Taraflardan her biri, yapmış olduğu usûl işlemlerini kısmen veya tamamen ıslah edebilir. Islahın kısmen veya tamamen olduğuna bakılmaksızın taraflar aynı davada ancak bir kez ıslah yoluna başvurabilir. Ancak ıslah işlemi harca tâbi bir işlem olup ıslah edilen husus değer artırımı ise nispi tarifeye göre, değilse maktu harç yatırılmalıdır. Davalı taraf harçtan muaf olsa dahi ıslah harcının alınması gerekir.
492 sayılı Harçlar Kanununun 32. maddesinin birinci cümlesinde “Yargı işlemlerinden alınacak harçlar ödenmedikçe müteakip işlemler yapılmaz” hükmü yer almaktadır.

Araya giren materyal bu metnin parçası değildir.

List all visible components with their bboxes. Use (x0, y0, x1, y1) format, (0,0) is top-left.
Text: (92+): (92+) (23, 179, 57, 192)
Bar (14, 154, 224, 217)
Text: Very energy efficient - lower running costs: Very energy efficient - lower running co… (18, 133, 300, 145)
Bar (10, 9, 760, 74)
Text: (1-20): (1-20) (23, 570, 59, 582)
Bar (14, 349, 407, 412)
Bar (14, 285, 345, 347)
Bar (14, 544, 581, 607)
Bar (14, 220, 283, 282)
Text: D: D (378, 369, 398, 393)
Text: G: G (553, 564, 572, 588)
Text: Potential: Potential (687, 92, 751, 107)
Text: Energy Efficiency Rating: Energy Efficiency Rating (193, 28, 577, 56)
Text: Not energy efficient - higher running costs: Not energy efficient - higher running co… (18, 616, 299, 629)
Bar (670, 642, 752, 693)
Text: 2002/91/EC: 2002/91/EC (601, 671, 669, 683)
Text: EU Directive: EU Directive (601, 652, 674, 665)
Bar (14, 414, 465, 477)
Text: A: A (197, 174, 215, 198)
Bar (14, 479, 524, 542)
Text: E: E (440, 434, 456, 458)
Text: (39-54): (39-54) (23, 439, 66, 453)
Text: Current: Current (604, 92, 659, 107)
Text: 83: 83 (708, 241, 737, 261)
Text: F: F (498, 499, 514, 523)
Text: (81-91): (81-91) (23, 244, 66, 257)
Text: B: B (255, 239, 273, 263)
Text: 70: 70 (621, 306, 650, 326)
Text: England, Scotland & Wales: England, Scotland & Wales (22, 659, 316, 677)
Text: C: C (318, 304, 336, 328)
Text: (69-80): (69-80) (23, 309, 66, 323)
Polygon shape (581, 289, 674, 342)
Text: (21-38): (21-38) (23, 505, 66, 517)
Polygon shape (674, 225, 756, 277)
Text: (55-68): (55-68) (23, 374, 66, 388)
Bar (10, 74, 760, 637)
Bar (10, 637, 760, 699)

Bu kanuni düzenleme gereğince ıslah edilen miktar yönünden bakiye nispi karar ve ilâm harcı ödenmeksizin sonraki işlemlerin yapılmasına olanak bulunmamaktadır. Yargıtay Hukuk Genel Kurulunun 24.12.2013 gün ve 2013/21-445 E., 2013/1625 K. sayılı kararında da bu görüş benimsenmiştir.
Somut olayda, davacı vekili dava dilekçesinde 10.000.-TL olarak açıkladığı tazminat talebini, 12/03/2015 tarihli dilekçe ile 5.214.036,-TL’ye arttırmış ise de, dava niteliği itibariyle nisbi harca tâbi olmasına rağmen 27,70.-TL maktu harç yatırarak ıslah harcını eksik yatırmıştır. Buna göre mahkemece, ıslah harcını tamamlamak üzere davacıya süre ve sonucuna göre karar verilmesi gerekirken, harcı eksik yatırılan ıslah beyanına değer verilerek yazılı şekilde hüküm kurulması usûl ve kanuna aykırı olup bozma nedenidir.
SONUÇ: Yukarıda açıklanan nedenle, davalı Hazinenin temyiz itirazlarının kabulüyle hükmün BOZULMASINA, temyiz incelemesinin duruşmalı yapılması nedeniyle 1.100.-TL vekâlet ücretinin davacıdan alınarak davalı Hazineye verilmesine, taraflarca 6100 sayılı HMK"nın 297/1-ç ve aynı Kanunun geçici 3. maddesi atfıyla HUMK"nın 440/I maddeleri gereğince Yargıtay Daire ilâmının tebliğinden itibaren ilâma karşı 15 gün içinde karar düzeltme isteğinde bulunulabileceğine, 05/04/2016 günü oy birliği ile karar verildi.